Dr Pavel Krčál got his MSc from Masaryk University in Brno, Czech Republic, and defended his PhD thesis at Uppsala University, Sweden, both in Computer Science. His specialization in Formal Methods gave him theoretical and practical skills in analyzing (large) mathematical models of technical systems. Since then, he is working for a private company (RiskSpectrum AB) which develops a software tool for Probabilistic Safety Assessment (event tree/fault tree analysis) in the nuclear safety domain. This tool is used in approximately 60% of all civil nuclear power plants worldwide and in the position of a world-leading platform contributes to shaping the way in which these analyses are performed.
Pavel focuses on the modeling and analysis methods, i.e., ways of building dependability models of technical utilities by fault trees and other formalisms and on algorithms and tools for their analysis. Besides research and development work, he mentors clients in advanced dependability topics. He is also regularly publishing on advances in fault tree analysis at scientific conferences.
Summary
Fault tree analysis is key tool in risk analysis. It is a widely used industry standard with applications in amongst others, the aerospace, automotive, chemical and nuclear industries.
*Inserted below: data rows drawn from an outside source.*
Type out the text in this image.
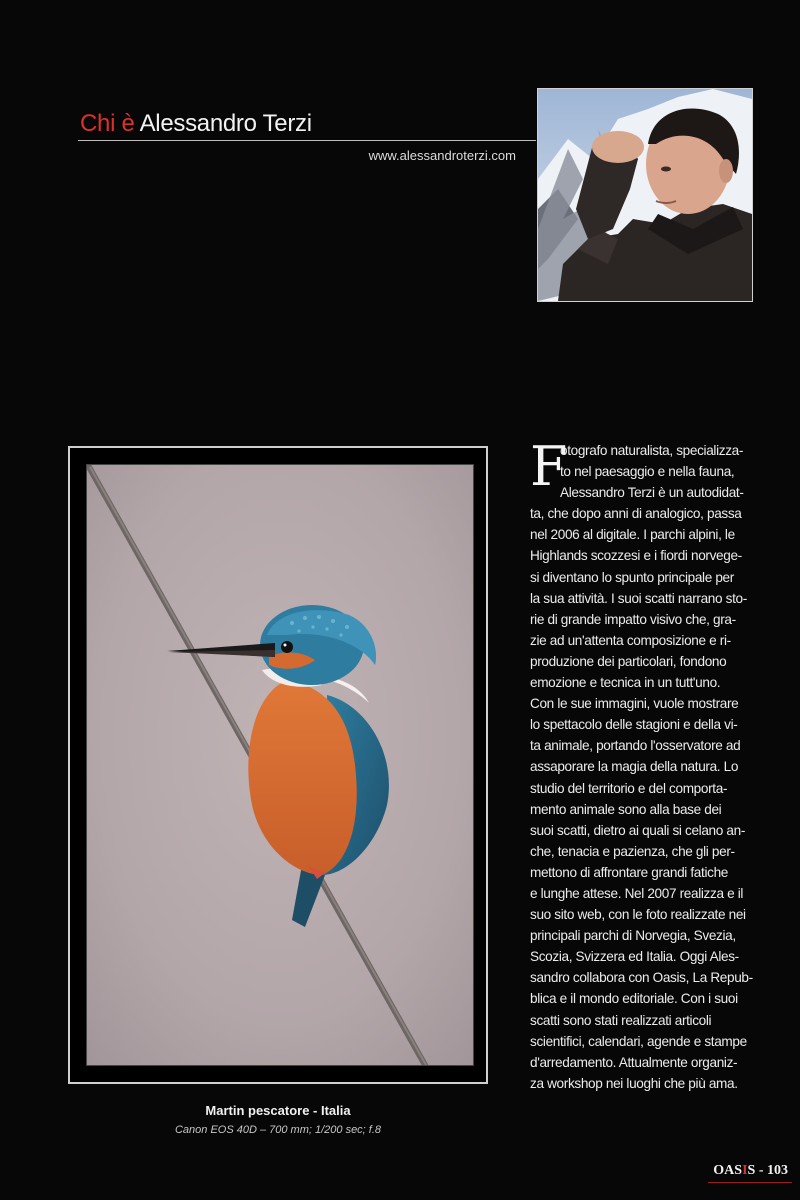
Chi è Alessandro Terzi
www.alessandroterzi.com
Martin pescatore - Italia
Canon EOS 40D – 700 mm; 1/200 sec; f.8
F
otografo naturalista, specializza-
to nel paesaggio e nella fauna,
Alessandro Terzi è un autodidat-
ta, che dopo anni di analogico, passa
nel 2006 al digitale. I parchi alpini, le
Highlands scozzesi e i fiordi norvege-
si diventano lo spunto principale per
la sua attività. I suoi scatti narrano sto-
rie di grande impatto visivo che, gra-
zie ad un'attenta composizione e ri-
produzione dei particolari, fondono
emozione e tecnica in un tutt'uno.
Con le sue immagini, vuole mostrare
lo spettacolo delle stagioni e della vi-
ta animale, portando l'osservatore ad
assaporare la magia della natura. Lo
studio del territorio e del comporta-
mento animale sono alla base dei
suoi scatti, dietro ai quali si celano an-
che, tenacia e pazienza, che gli per-
mettono di affrontare grandi fatiche
e lunghe attese. Nel 2007 realizza e il
suo sito web, con le foto realizzate nei
principali parchi di Norvegia, Svezia,
Scozia, Svizzera ed Italia. Oggi Ales-
sandro collabora con Oasis, La Repub-
blica e il mondo editoriale. Con i suoi
scatti sono stati realizzati articoli
scientifici, calendari, agende e stampe
d'arredamento. Attualmente organiz-
za workshop nei luoghi che più ama.
OASIS - 103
Society depends on complex engineering systems such as (nuclear) power plants, airplanes, and data centers, and this dependency is only increasing with developments like smart grids and self-driving cars. In this light, risk analysis is essential to ensure that these systems are reliable. Fault tree analysis is a powerful, commonly used tool for such risk analysis. This book provides a comprehensive overview of what fault trees are and how they are applied, looking at their role in risk management, illustrating techniques for their construction, and describing their analysis in both practical and mathematical terms.
Topics and features:
- Delivers a crystal-clear overview of techniques for building and analyzing fault trees
- Offers numerous illustrative examples of methods and industry applications
- Provides solid mathematical descriptions for exact and approximate analysis
- Includes an overview of modern extensions of fault trees
- Examines and explains the whole fault tree analysis process, including the application of results
With its comprehensive overview of the practice of fault tree analysis, this book is eminently suitable for industrial and academic professionals in risk management. Furthermore, the overview of analysis techniques will be of great interest to researchers working to advance the field.